1) Há um rombo nas contas externas, que precisa ser financiado.
2) O Banco Central enxuga o crédito da economia e eleva as taxas de juros, induzindo o setor privado a trazer dólares para o Brasil.
3) Quando os dólares entram no país, o BC emite reais para comprá-los (e mantê-los nas reservas), depois vende títulos públicos para enxugar esses reais adicionais do mercado. Ou seja, os dólares que entram no país, e vão engordar as reservas, transformam-se em dívida pública.
4) Se o governo começar a gerar superávits fiscais, ele terá reais em caixa, com os quais irá resgatar parte dos seus títulos ou pagar os juros. Aí o investidor estrangeiro recebe os reais. Mas terá que irá ao mercado adquirir os dólares que serão remetidos ao seu pais de origem. Só que, para isso, terá que haver dólares no país.
Portanto a geração de superávits fiscais não prescinde, em hipótese alguma, da geração de superávits externos. E ambos são processos distintos. A não ser que (sem mexer no câmbio) se pense em um ajuste fiscal tão agudo, que leve a uma recessão tão profunda, que reduza as importações e gere excedentes para exportações, pela virtual paralisação do mercado interno.
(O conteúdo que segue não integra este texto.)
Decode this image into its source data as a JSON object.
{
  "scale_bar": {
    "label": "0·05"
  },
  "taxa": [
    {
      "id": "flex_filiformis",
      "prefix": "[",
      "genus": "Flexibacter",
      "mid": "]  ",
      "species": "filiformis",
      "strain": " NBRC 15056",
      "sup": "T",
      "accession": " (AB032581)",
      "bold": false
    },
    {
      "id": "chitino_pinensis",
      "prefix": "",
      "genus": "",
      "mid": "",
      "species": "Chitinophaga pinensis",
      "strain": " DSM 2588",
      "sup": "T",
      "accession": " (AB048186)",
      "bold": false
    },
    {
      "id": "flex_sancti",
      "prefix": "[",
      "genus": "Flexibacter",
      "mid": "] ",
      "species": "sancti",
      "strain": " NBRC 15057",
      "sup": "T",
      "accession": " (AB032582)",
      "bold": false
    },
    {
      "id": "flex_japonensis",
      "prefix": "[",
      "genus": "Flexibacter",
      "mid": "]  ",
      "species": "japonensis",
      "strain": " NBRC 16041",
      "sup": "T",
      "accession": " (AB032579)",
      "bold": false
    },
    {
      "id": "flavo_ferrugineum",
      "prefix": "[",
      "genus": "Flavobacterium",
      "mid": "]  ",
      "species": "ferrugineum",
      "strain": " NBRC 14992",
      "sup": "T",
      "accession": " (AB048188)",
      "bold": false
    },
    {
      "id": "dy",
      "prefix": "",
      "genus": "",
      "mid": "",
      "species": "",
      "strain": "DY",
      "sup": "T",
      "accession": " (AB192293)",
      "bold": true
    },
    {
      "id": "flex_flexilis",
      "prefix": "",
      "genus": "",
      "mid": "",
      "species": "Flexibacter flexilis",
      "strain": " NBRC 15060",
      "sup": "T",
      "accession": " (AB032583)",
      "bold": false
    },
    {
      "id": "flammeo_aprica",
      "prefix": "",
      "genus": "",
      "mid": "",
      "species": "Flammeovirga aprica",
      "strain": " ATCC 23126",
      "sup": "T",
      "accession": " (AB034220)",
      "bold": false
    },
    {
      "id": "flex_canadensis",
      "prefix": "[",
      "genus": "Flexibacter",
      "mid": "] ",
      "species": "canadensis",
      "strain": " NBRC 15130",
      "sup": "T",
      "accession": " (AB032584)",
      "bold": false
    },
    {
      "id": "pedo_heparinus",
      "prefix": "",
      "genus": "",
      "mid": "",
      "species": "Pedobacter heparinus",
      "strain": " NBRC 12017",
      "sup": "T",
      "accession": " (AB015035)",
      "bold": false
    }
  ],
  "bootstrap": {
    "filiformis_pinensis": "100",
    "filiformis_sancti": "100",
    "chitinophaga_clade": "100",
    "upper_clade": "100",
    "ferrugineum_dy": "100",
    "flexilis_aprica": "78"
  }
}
Os limites políticos a essa medida são evidentes.
E nenhuma agência internacional vai providenciar financiamentos ao país, colchões de liquidez, ou coisa que o valha, se não houver garantias de que as duas variáveis estarão sendo equacionadas.

Nobel perplexo
O último artigo do economista Paul Krugman, "Tempos de heresia" -publicado no "Estadão" de ontem-, é um libelo contra essa unanimidade extraordinariamente descosturada da realidade que tomou conta das análises financeiras a respeito da crise.
* "Desde quando um déficit orçamentário precisa de uma recessão (que, por si só, dificulta muito mais sua redução)?"
* "Como se explica que países latino-americanos adotem políticas econômicas perversas, elevando os juros e reduzindo os gastos, apesar da desaceleração do crescimento ou da recessão evidente?"
* "Estou realmente chocado porque um número maior de meus colegas não vê dessa forma ou não compartilha de minha opinião de que é preciso encontrar com urgência um novo meio de combater a peste."
* "Todo economista de mente arejada, especialista ou articulador de política econômica deve estar disposto a admitir que a sabedoria convencional está se saindo muito mal e existe hoje a ótima chance de as chocantes heresias atuais tornarem-se o simples bom senso de amanhã."
Não significa que toda fórmula anticonvencional seja eficaz. Mas significa que as fórmulas convencionais tornaram-se ineficazes.